PCT miles 1411.2 to 1381.1 – Rock Spring Creek to Cave Campground at Hwy 44 – Total PCT miles 1135.7
Woke around 4 am to a pre-dawn sky and the sound of the sprinklers in the meadow next to Rock Spring Creek. Stars were high above us and the setting moon provided the faintest of silver light. The smell of sun-dried grass that so pervades fields in summer hung about our little camp. And with the night’s chilly air, even the plague of mosquitoes lacked the ferocious presence they’d exhibited the prior evening. (But there were still a few up and biting us.)
We were on the trail by 4:45. As we walked, the sky transitioned from inky night blue to the colors of dawn. Dusty blues and aquas hinted at the golds of twilight and sunrise. We walked while watching the sky turn its colors. It is calming to follow a path amid oak and juniper, sagebrush, and volcanic rocks with the moon setting, the sun rising, and two Cascades volcanoes coming into view. Lassen to the south and Shasta to the north.
It felt like this would be a memorable and milestone day, and indeed it would be. At least in the sense that it would be the first time I ever walked 30 miles in one go. This day’s stretch of trail necessitated such distance and the early start, for the Hat Creek Rim segment of the PCT is waterless for ~30 miles, dusty, west-facing and therefore sun exposed and hot come afternoon. For the rim is part of the Modoc Plateau, the arid volcanic tablelands east of the Southern Cascades, comprised of dry grasses and oak-juniper woodlands. Dry, hot in summer, cold in winter. Beautiful country.
Hat Creek Rim rises more than 900 feet above the valley floor. (The rim is on an active fault line and over the last 1,000,000 years has shifted up from the valley. Its geological shift continues.) And being west facing, the rim’s northern band of trees offers no shade to northbound hikers that reach this stretch of trail in late afternoon sun. Hence, we had created an advantage for ourselves with our early morning start and our southbound direction: we’d ascended the rim in cool temps and walked in the shade of gray pines and Ponderosas.
By 11 am, with the sun high in the sky, our shaded walk had diminished and the air had warmed. We’d hiked about 13 miles by then and came to Road 22 with a delightful Cache 22 (NB: Catch 22 is such a good book I must put it on my list of books to reread). An oasis of trail angel kindness: we sat in white plastic lawn chairs tucked into a pocket of rare shade and read the trail register for a few minutes before hiking on. Having started with about 6 liters of water each, we weren’t in need of extra water. All the same, thank you Mt. Stan for your trail angeling!

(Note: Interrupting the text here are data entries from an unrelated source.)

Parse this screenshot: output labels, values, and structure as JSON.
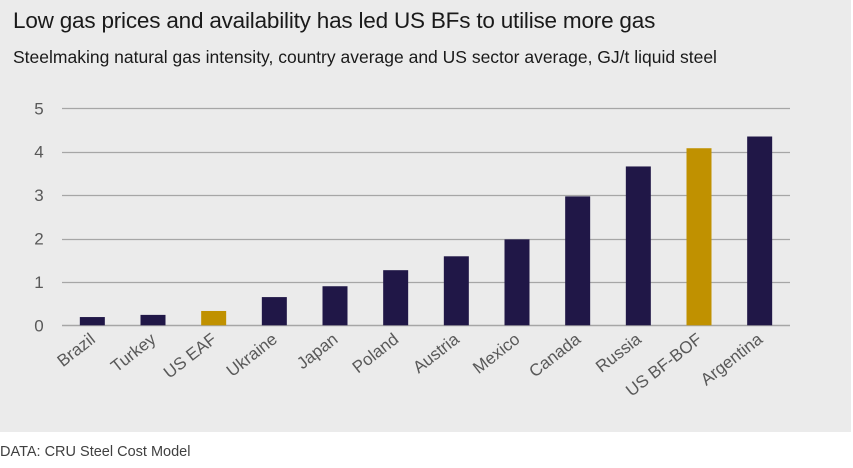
{
  "header": {
    "title": "Low gas prices and availability has led US BFs to utilise more gas",
    "subtitle": "Steelmaking natural gas intensity, country average and US sector average, GJ/t liquid steel"
  },
  "footer": {
    "source": "DATA: CRU Steel Cost Model"
  },
  "colors": {
    "background": "#ebebeb",
    "country_bar": "#201747",
    "us_bar": "#c09100",
    "gridline": "#a6a6a6"
  },
  "chart_data": {
    "type": "bar",
    "title": "Low gas prices and availability has led US BFs to utilise more gas",
    "subtitle": "Steelmaking natural gas intensity, country average and US sector average, GJ/t liquid steel",
    "xlabel": "",
    "ylabel": "GJ/t liquid steel",
    "ylim": [
      0,
      5
    ],
    "yticks": [
      0,
      1,
      2,
      3,
      4,
      5
    ],
    "grid": true,
    "legend": "none",
    "categories": [
      "Brazil",
      "Turkey",
      "US EAF",
      "Ukraine",
      "Japan",
      "Poland",
      "Austria",
      "Mexico",
      "Canada",
      "Russia",
      "US BF-BOF",
      "Argentina"
    ],
    "values": [
      0.19,
      0.24,
      0.33,
      0.65,
      0.9,
      1.27,
      1.59,
      1.98,
      2.97,
      3.66,
      4.08,
      4.35
    ],
    "highlight": [
      false,
      false,
      true,
      false,
      false,
      false,
      false,
      false,
      false,
      false,
      true,
      false
    ],
    "source": "DATA: CRU Steel Cost Model"
  }
}
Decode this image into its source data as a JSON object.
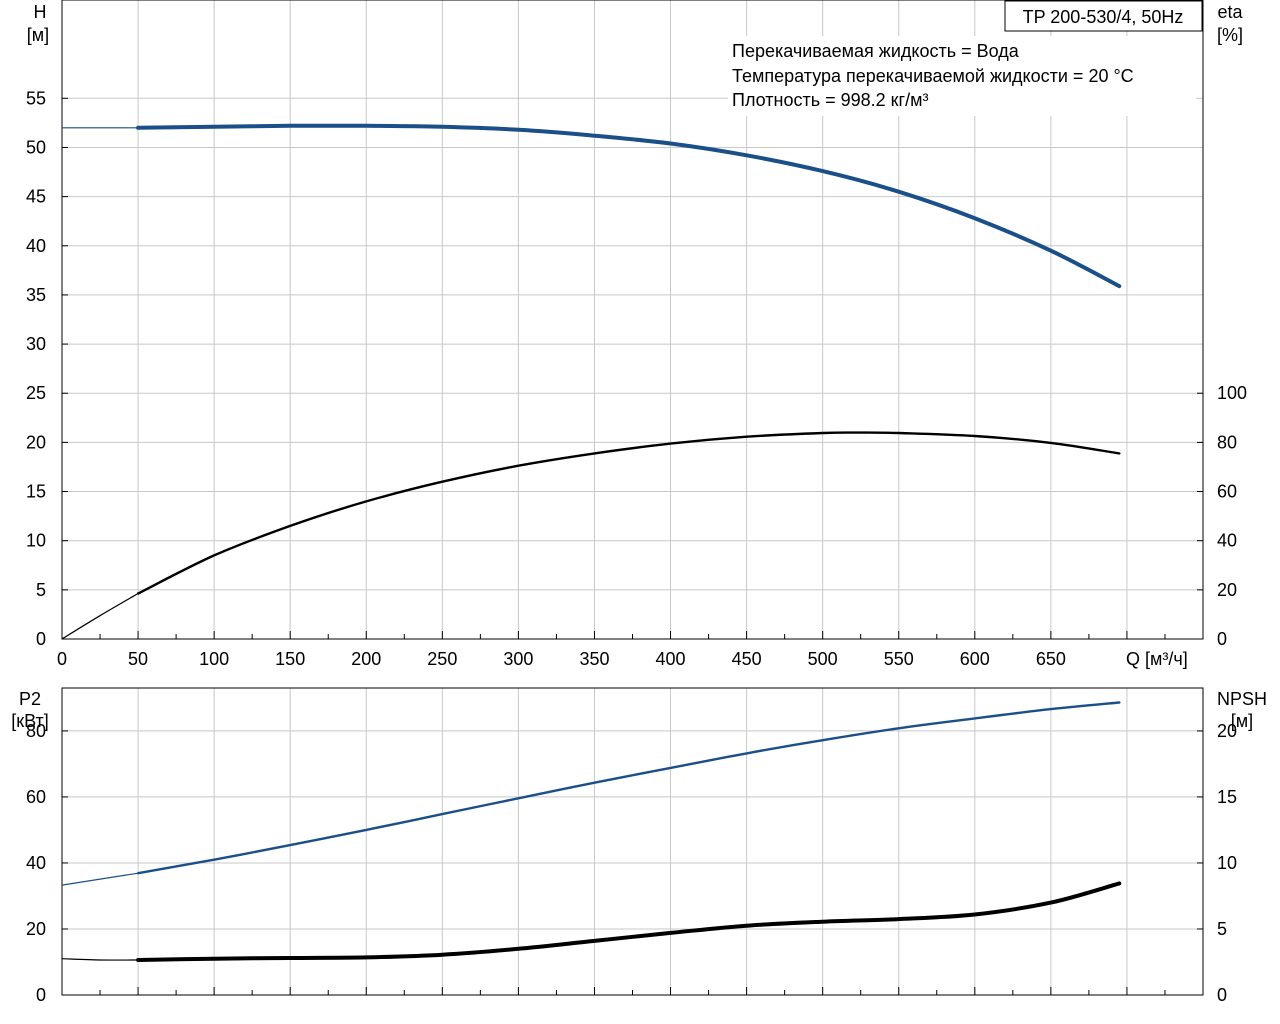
{
  "chart_data": [
    {
      "type": "line",
      "title": "TP 200-530/4, 50Hz",
      "info_lines": [
        "Перекачиваемая жидкость = Вода",
        "Температура перекачиваемой жидкости = 20 °C",
        "Плотность = 998.2 кг/м³"
      ],
      "xlabel": "Q [м³/ч]",
      "xlim": [
        0,
        750
      ],
      "x_ticks": [
        0,
        50,
        100,
        150,
        200,
        250,
        300,
        350,
        400,
        450,
        500,
        550,
        600,
        650
      ],
      "ylabel_left": {
        "name": "H",
        "unit": "[м]"
      },
      "ylim_left": [
        0,
        65
      ],
      "y_ticks_left": [
        0,
        5,
        10,
        15,
        20,
        25,
        30,
        35,
        40,
        45,
        50,
        55
      ],
      "ylabel_right": {
        "name": "eta",
        "unit": "[%]"
      },
      "ylim_right": [
        0,
        260
      ],
      "y_ticks_right": [
        0,
        20,
        40,
        60,
        80,
        100
      ],
      "grid": true,
      "series": [
        {
          "axis": "left",
          "color": "#1a4f8a",
          "x": [
            50,
            100,
            150,
            200,
            250,
            300,
            350,
            400,
            450,
            500,
            550,
            600,
            650,
            695
          ],
          "values": [
            52.0,
            52.1,
            52.2,
            52.2,
            52.1,
            51.8,
            51.2,
            50.4,
            49.2,
            47.6,
            45.5,
            42.8,
            39.5,
            35.9
          ],
          "extension": {
            "x": [
              0,
              50
            ],
            "values": [
              52.0,
              52.0
            ]
          }
        },
        {
          "axis": "right",
          "color": "#000000",
          "x": [
            50,
            100,
            150,
            200,
            250,
            300,
            350,
            400,
            450,
            500,
            525,
            550,
            600,
            650,
            695
          ],
          "values": [
            18.5,
            34,
            46,
            56,
            64,
            70.5,
            75.5,
            79.5,
            82.3,
            83.8,
            84,
            83.8,
            82.6,
            79.8,
            75.5
          ],
          "extension": {
            "x": [
              0,
              25,
              50
            ],
            "values": [
              0,
              9.5,
              18.5
            ]
          }
        }
      ]
    },
    {
      "type": "line",
      "xlim": [
        0,
        750
      ],
      "ylabel_left": {
        "name": "P2",
        "unit": "[кВт]"
      },
      "ylim_left": [
        0,
        93
      ],
      "y_ticks_left": [
        0,
        20,
        40,
        60,
        80
      ],
      "ylabel_right": {
        "name": "NPSH",
        "unit": "[м]"
      },
      "ylim_right": [
        0,
        23.25
      ],
      "y_ticks_right": [
        0,
        5,
        10,
        15,
        20
      ],
      "grid": true,
      "series": [
        {
          "axis": "left",
          "color": "#1a4f8a",
          "x": [
            50,
            100,
            150,
            200,
            250,
            300,
            350,
            400,
            450,
            500,
            550,
            600,
            650,
            695
          ],
          "values": [
            36.9,
            41.0,
            45.4,
            50.0,
            54.8,
            59.6,
            64.3,
            68.8,
            73.2,
            77.2,
            80.8,
            83.8,
            86.6,
            88.6
          ],
          "extension": {
            "x": [
              0,
              50
            ],
            "values": [
              33.3,
              36.9
            ]
          }
        },
        {
          "axis": "right",
          "color": "#000000",
          "x": [
            50,
            100,
            150,
            200,
            250,
            300,
            350,
            400,
            450,
            500,
            550,
            600,
            650,
            695
          ],
          "values": [
            2.65,
            2.75,
            2.8,
            2.85,
            3.05,
            3.5,
            4.1,
            4.7,
            5.25,
            5.55,
            5.75,
            6.1,
            7.0,
            8.45
          ],
          "extension": {
            "x": [
              0,
              25,
              50
            ],
            "values": [
              2.75,
              2.65,
              2.65
            ]
          }
        }
      ]
    }
  ]
}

We had miles more to go, walking through dried out wildflowers, volcanic ankle rollers (big cobbles on the trail), and intensely burned relics of forests. By noon we were beyond the halfway point of the day and appreciating the shade of a lone, lovely oak tree next to the former Hat Creek Rim fire lookout. This was very motivating to know we were making good progress to our 30-mile day!
The last 14 miles were not as fast as the first 16, but by 6:30 pm we’d made it to the Subway Cave and nearly the end of our walking for the day. We took a break in the parking lot/day use area to drink some Emergen-C and eat some coconut-cocoa butter (we’ll stick with Nutella, thanks!).

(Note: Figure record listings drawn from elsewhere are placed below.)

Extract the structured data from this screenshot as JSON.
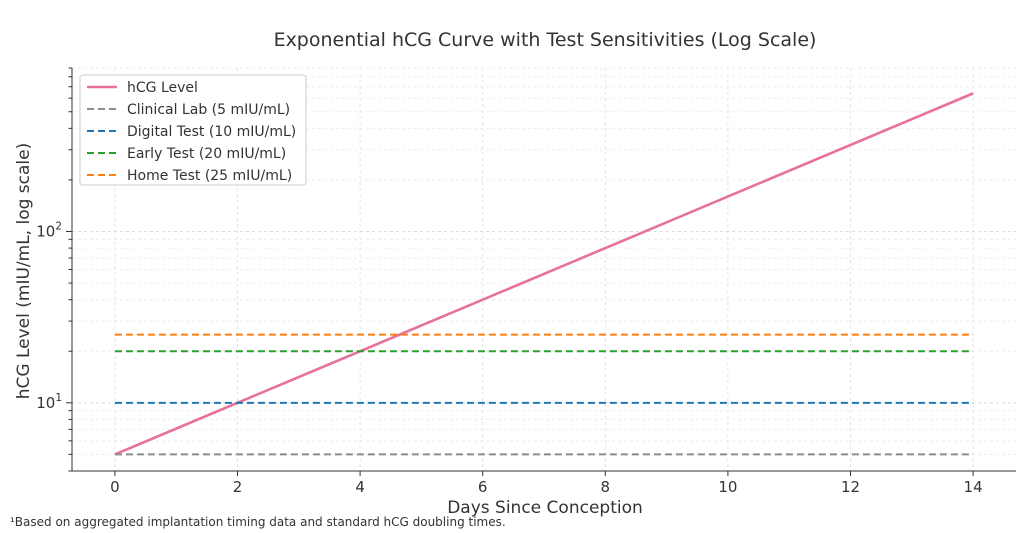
{
  "chart_data": {
    "type": "line",
    "title": "Exponential hCG Curve with Test Sensitivities (Log Scale)",
    "xlabel": "Days Since Conception",
    "ylabel": "hCG Level (mIU/mL, log scale)",
    "xlim": [
      -0.7,
      14.7
    ],
    "ylim": [
      4.0,
      900
    ],
    "yscale": "log",
    "x_ticks": [
      0,
      2,
      4,
      6,
      8,
      10,
      12,
      14
    ],
    "y_major_ticks": [
      {
        "value": 10,
        "base": "10",
        "exp": "1"
      },
      {
        "value": 100,
        "base": "10",
        "exp": "2"
      }
    ],
    "grid": true,
    "legend_position": "top-left",
    "series": [
      {
        "name": "hCG Level",
        "color": "#e8719b",
        "style": "solid",
        "x": [
          0,
          14
        ],
        "y": [
          5,
          640
        ]
      },
      {
        "name": "Clinical Lab (5 mIU/mL)",
        "color": "#8c8c8c",
        "style": "dashed",
        "x": [
          0,
          14
        ],
        "y": [
          5,
          5
        ]
      },
      {
        "name": "Digital Test (10 mIU/mL)",
        "color": "#1f77b4",
        "style": "dashed",
        "x": [
          0,
          14
        ],
        "y": [
          10,
          10
        ]
      },
      {
        "name": "Early Test (20 mIU/mL)",
        "color": "#2ca02c",
        "style": "dashed",
        "x": [
          0,
          14
        ],
        "y": [
          20,
          20
        ]
      },
      {
        "name": "Home Test (25 mIU/mL)",
        "color": "#ff7f0e",
        "style": "dashed",
        "x": [
          0,
          14
        ],
        "y": [
          25,
          25
        ]
      }
    ]
  },
  "footnote": "¹Based on aggregated implantation timing data and standard hCG doubling times."
}
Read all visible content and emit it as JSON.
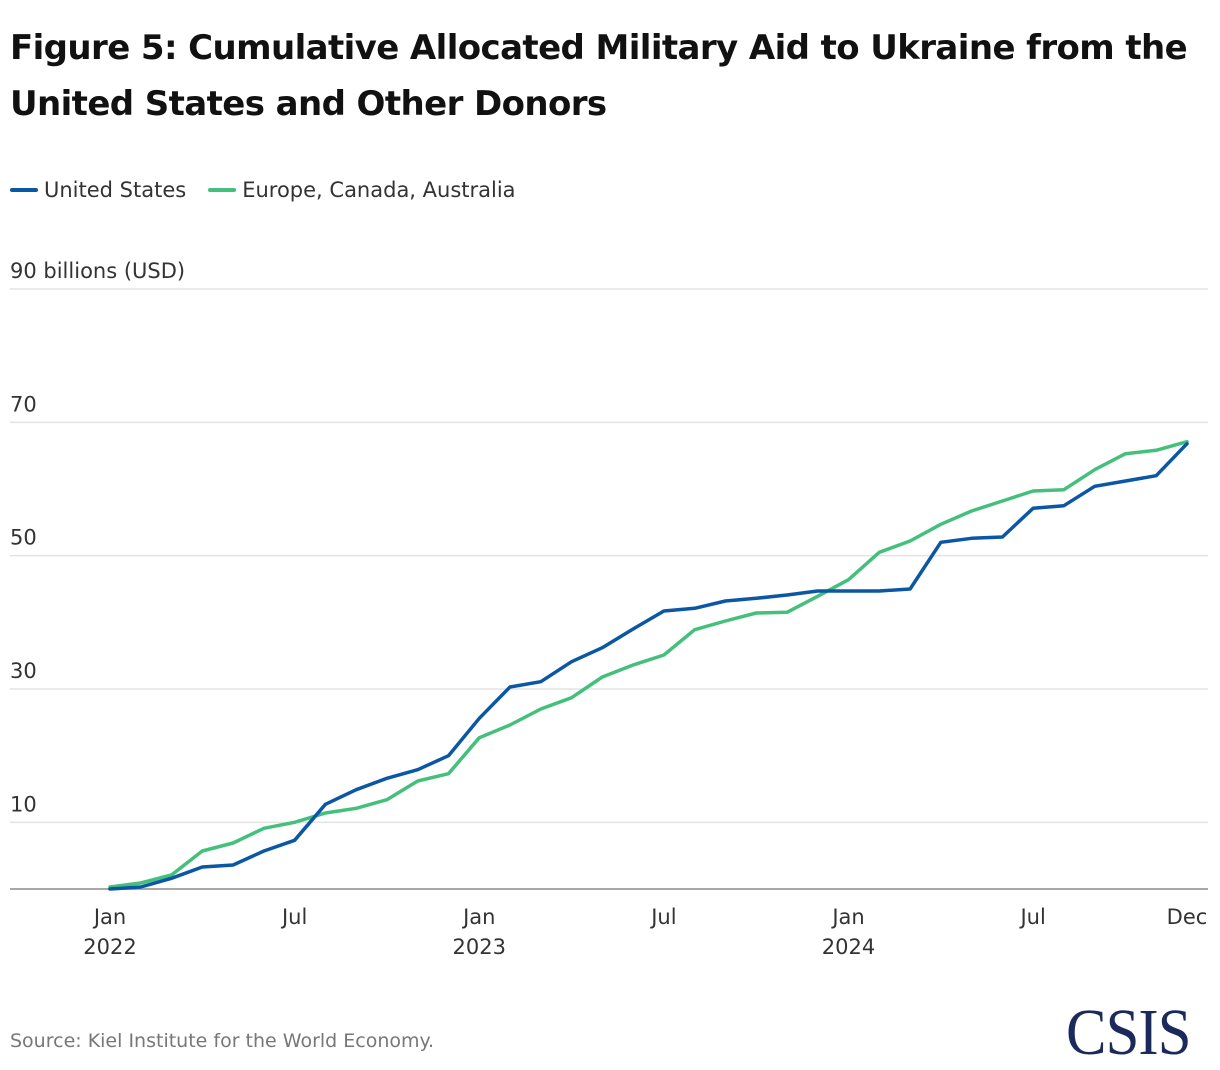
{
  "title": "Figure 5: Cumulative Allocated Military Aid to Ukraine from the United States and Other Donors",
  "source": "Source: Kiel Institute for the World Economy.",
  "logo_text": "CSIS",
  "colors": {
    "united_states": "#0b57a4",
    "europe_canada_australia": "#45c07c",
    "gridline": "#e3e3e3",
    "axis": "#a8a8a8",
    "logo": "#1b2a5b"
  },
  "legend": [
    {
      "name": "United States",
      "color": "#0b57a4"
    },
    {
      "name": "Europe, Canada, Australia",
      "color": "#45c07c"
    }
  ],
  "chart_data": {
    "type": "line",
    "title": "Figure 5: Cumulative Allocated Military Aid to Ukraine from the United States and Other Donors",
    "xlabel": "",
    "ylabel": "billions (USD)",
    "ylim": [
      0,
      90
    ],
    "yticks": [
      10,
      30,
      50,
      70,
      90
    ],
    "ytick_labels": [
      "10",
      "30",
      "50",
      "70",
      "90 billions (USD)"
    ],
    "grid": true,
    "legend_position": "top-left",
    "x": [
      "2022-01",
      "2022-02",
      "2022-03",
      "2022-04",
      "2022-05",
      "2022-06",
      "2022-07",
      "2022-08",
      "2022-09",
      "2022-10",
      "2022-11",
      "2022-12",
      "2023-01",
      "2023-02",
      "2023-03",
      "2023-04",
      "2023-05",
      "2023-06",
      "2023-07",
      "2023-08",
      "2023-09",
      "2023-10",
      "2023-11",
      "2023-12",
      "2024-01",
      "2024-02",
      "2024-03",
      "2024-04",
      "2024-05",
      "2024-06",
      "2024-07",
      "2024-08",
      "2024-09",
      "2024-10",
      "2024-11",
      "2024-12"
    ],
    "xticks": [
      {
        "index": 0,
        "line1": "Jan",
        "line2": "2022"
      },
      {
        "index": 6,
        "line1": "Jul",
        "line2": ""
      },
      {
        "index": 12,
        "line1": "Jan",
        "line2": "2023"
      },
      {
        "index": 18,
        "line1": "Jul",
        "line2": ""
      },
      {
        "index": 24,
        "line1": "Jan",
        "line2": "2024"
      },
      {
        "index": 30,
        "line1": "Jul",
        "line2": ""
      },
      {
        "index": 35,
        "line1": "Dec",
        "line2": ""
      }
    ],
    "series": [
      {
        "name": "United States",
        "color": "#0b57a4",
        "values": [
          0.0,
          0.3,
          1.6,
          3.3,
          3.6,
          5.7,
          7.3,
          12.7,
          14.9,
          16.6,
          17.9,
          20.0,
          25.6,
          30.3,
          31.1,
          34.1,
          36.2,
          39.0,
          41.7,
          42.1,
          43.2,
          43.6,
          44.1,
          44.7,
          44.7,
          44.7,
          45.0,
          52.0,
          52.6,
          52.8,
          57.1,
          57.5,
          60.4,
          61.2,
          62.0,
          66.8
        ]
      },
      {
        "name": "Europe, Canada, Australia",
        "color": "#45c07c",
        "values": [
          0.3,
          0.9,
          2.1,
          5.7,
          6.9,
          9.1,
          10.0,
          11.4,
          12.1,
          13.4,
          16.2,
          17.3,
          22.7,
          24.6,
          27.0,
          28.7,
          31.8,
          33.6,
          35.1,
          38.9,
          40.2,
          41.4,
          41.5,
          43.9,
          46.4,
          50.5,
          52.2,
          54.7,
          56.7,
          58.2,
          59.7,
          59.9,
          62.9,
          65.3,
          65.8,
          67.1
        ]
      }
    ]
  }
}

Then we grabbed our headlamps and jackets to walk through the cave! Subway Cave is a lava tube about 1,300 feet in length. For most of its length the tube is solid darkness and cool in temperature (45 degrees-ish), the air feels still and the silence is noted. This was a big change from the bright sunshine and 80-degree temps we had on the rim, with its breeze, bird song and crickets. Emerging from the cave, Gabriel tested out the acoustics with some harmonica playing. Thanks Sourdough for insisting that we take a few minutes to tour these cool caves.
We walked another few tenths of a mile to get to a nearby campground and this put us officially over 30 miles for the day! Our longest day on the trail so far. We saw car campers with their grills and delicious food as we walked to our campsite. We hoped they’d recognize us as thru-hikers and offer us food. But no luck for those who passively yogi. We got to our camp and had a celebratory “dinner” of instant mashed potatoes. Not a victory feast, but enough to hold us over until we make it to JJ’s Cafe in Old Station in the morning.